Le journaliste Yannis Albanis estime, lui, que « les politiques de la zone euro sont élaborées au niveau de l’UE et de la BCE. » Et de poursuivre : « je ne sais pas ce que peuvent réellement faire les gouvernements nationaux aujourd’hui » tout en soulignant que « le gouvernement ne croit pas dans le mémorandum mais est obligé de l’appliquer ».
C’est donc bien la question de la signature, sous la contrainte, le 13 juillet 2015 qui est posée, mais aussi, et surtout, celle du vote par le Parlement. « Nous assistons aujourd’hui au retrait violent de tout ce qui constituait le noyau dur de Syriza avec l’application de politiques d’austérité très dures et la subordination aux exigences des memoranda ». Pour l’ancienne présidente de la Vouli, « ce qui est demandé à la Grèce est de céder sa souveraineté parlementaire et populaire pour payer une dette qui n’est ni légitime, ni légale ». Les conclusions du comité d’audit de la dette ont toutefois disparu du site de la Vouli. Un signe des temps ?

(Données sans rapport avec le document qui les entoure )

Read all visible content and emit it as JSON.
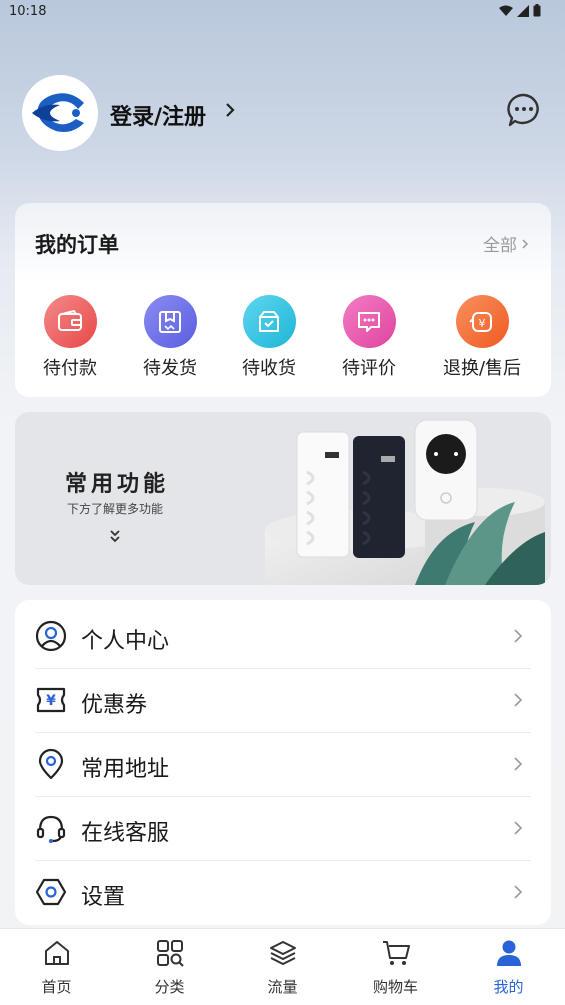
{
  "status_bar": {
    "time": "10:18"
  },
  "profile": {
    "login_label": "登录/注册"
  },
  "orders": {
    "title": "我的订单",
    "all_label": "全部",
    "items": [
      {
        "label": "待付款",
        "icon": "wallet-icon",
        "color": "#ef5a5a"
      },
      {
        "label": "待发货",
        "icon": "package-icon",
        "color": "#6a6de8"
      },
      {
        "label": "待收货",
        "icon": "box-check-icon",
        "color": "#22c2e0"
      },
      {
        "label": "待评价",
        "icon": "comment-icon",
        "color": "#e84fa8"
      },
      {
        "label": "退换/售后",
        "icon": "refund-icon",
        "color": "#f46a2e"
      }
    ]
  },
  "banner": {
    "title": "常用功能",
    "subtitle": "下方了解更多功能"
  },
  "menu": {
    "items": [
      {
        "label": "个人中心",
        "icon": "user-circle-icon"
      },
      {
        "label": "优惠券",
        "icon": "coupon-icon"
      },
      {
        "label": "常用地址",
        "icon": "location-pin-icon"
      },
      {
        "label": "在线客服",
        "icon": "headset-icon"
      },
      {
        "label": "设置",
        "icon": "settings-icon"
      }
    ]
  },
  "tabs": [
    {
      "label": "首页",
      "icon": "home-icon"
    },
    {
      "label": "分类",
      "icon": "category-icon"
    },
    {
      "label": "流量",
      "icon": "layers-icon"
    },
    {
      "label": "购物车",
      "icon": "cart-icon"
    },
    {
      "label": "我的",
      "icon": "person-icon",
      "active": true
    }
  ],
  "colors": {
    "accent": "#2a62d8",
    "brand_blue": "#1b5fc4"
  }
}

L’épreuve du pouvoir et les négociations semblent donc avoir obligé Alexis Tsipras à abandonner une part de son programme électoral. Près d’un an après son arrivée à la tête du gouvernement, Syriza semble être passé de la défense de ceux qui étaient frappés par la crise à la sécurisation des plus défavorisés. Il reste progressiste sur le plan sociétal, mais contraint, dans la transformation sociale annoncée, par la gestion d’un troisième mémorandum qu’il a lui-même signé et fait ratifier par son parlement. Le programme pré-électoral n’aura pas résisté à la machine européenne.

L’auteur remercie Thanos Contargyris et Marie-Laure Coulmin pour leur aide.